Resumo dos requisitos:

  1. Suporte fático (eficácia social);
  2. Vigência;
  3. Licitude do objeto.

O problema é que as conseqüências do ato nulo são bem próximas das do ato inexistente.

Volte às notas do semestre passado, especificamente do dia 18/08/2008, para ler um pouco sobre isso.

A validade é a reunião de requisitos e pressupostos que considerarão o fato apto para seus efeitos. É aqui que partimos para o terceiro plano, que é o...
 

Plano da eficácia

É aqui que se dá a produção de efeitos. É aquele exame que fazemos para detectarmos se o fato jurídico já está apto à produção dos efeitos desejados. A eficácia nos fará muito mais sentido quando partirmos para o negócio jurídico. O Direito previu, considerou válido, e conseqüentemente produziu algum efeito. O que foi ilícito gerará necessariamente um efeito reparatório. Dar cotovelada em objeto que se destrói, por exemplo, é fato jurídico.

Mas o plano da eficácia fica melhor compreendido quando levamos o estudo para o caminho dos negócios jurídicos. Eles são declarações de vontade. A pedra de toque, a grande referência para diferenciar negócio jurídico de todos os outros fatos jurídicos é que, nos negócios, haverá declaração de vontades com um objetivo específico. Essa vontade é emitida pelo sujeito ativo, é recepcionada pelo passivo, e, neste lado, existe uma contra-vontade, que o sujeito ativo espera que seja a mesma da dele. 

Um exemplo de negócio ineficaz seria o empréstimo de dinheiro para um terceiro jogar na Mega Sena e se reivindicar o dinheiro antes do dia do sorteio.

Testamento: se a pessoa que testou ainda não morreu, ele ainda é valido. Mas sua eficácia é que está em estado latente. Existe, é válido, e, ao falecer o testador, o testamento produzirá efeitos.

A eficácia, portanto, é o conjunto das conseqüências e potencialidades do fato jurídico.

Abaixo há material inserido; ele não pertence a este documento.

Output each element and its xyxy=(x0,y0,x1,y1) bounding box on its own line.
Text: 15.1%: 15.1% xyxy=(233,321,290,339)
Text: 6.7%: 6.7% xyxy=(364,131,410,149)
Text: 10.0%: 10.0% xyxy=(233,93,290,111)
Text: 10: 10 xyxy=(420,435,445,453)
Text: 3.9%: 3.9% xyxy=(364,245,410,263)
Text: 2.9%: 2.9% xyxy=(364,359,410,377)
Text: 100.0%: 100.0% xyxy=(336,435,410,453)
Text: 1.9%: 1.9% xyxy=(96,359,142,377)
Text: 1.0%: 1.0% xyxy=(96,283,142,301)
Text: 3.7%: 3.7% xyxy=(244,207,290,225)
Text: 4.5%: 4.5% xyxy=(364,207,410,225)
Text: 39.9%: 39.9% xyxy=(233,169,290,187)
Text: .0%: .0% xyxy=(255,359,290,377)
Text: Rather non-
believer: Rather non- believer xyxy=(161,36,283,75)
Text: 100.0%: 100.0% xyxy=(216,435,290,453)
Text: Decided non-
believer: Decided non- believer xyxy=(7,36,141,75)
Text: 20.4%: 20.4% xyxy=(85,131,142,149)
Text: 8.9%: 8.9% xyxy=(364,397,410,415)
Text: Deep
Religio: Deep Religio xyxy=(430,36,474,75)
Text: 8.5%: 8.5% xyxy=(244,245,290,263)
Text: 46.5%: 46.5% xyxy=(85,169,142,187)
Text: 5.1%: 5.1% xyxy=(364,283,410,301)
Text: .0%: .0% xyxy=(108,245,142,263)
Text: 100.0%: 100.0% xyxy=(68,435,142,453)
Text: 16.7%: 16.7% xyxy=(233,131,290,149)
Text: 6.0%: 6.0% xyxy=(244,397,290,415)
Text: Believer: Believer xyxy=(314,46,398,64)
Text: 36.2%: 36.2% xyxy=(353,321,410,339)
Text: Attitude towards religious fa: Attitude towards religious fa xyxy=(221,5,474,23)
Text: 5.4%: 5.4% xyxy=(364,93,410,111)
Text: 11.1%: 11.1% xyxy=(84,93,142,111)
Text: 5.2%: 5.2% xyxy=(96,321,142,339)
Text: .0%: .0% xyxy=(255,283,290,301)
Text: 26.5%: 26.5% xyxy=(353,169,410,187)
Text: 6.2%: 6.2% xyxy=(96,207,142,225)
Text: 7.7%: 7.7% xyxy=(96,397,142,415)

1 - Foi isso que eu copiei, apesar de achar estranho agora. Posso ter cometido um erro. Miguel Reale, nas Lições Preliminares de Direito, afirma que “...há a necessidade de repelir eventuais pretensões fundadas em situações resultantes de atos juridicamente embrionários, portanto não se pode confundir a inexistência, que é um vicio antes natural ou fático, devido à falta de elementos constitutivos, com a nulidade, que resulta da não-correspondência dos elementos existentes com as exigências prefiguras em lei. O ato inexistente, na realidade, carece de algum elemento constitutivo, permanecendo juridicamente embrionário, ainda em formação, devendo ser declarada sua não-significação jurídica...” – página 207, com adaptações.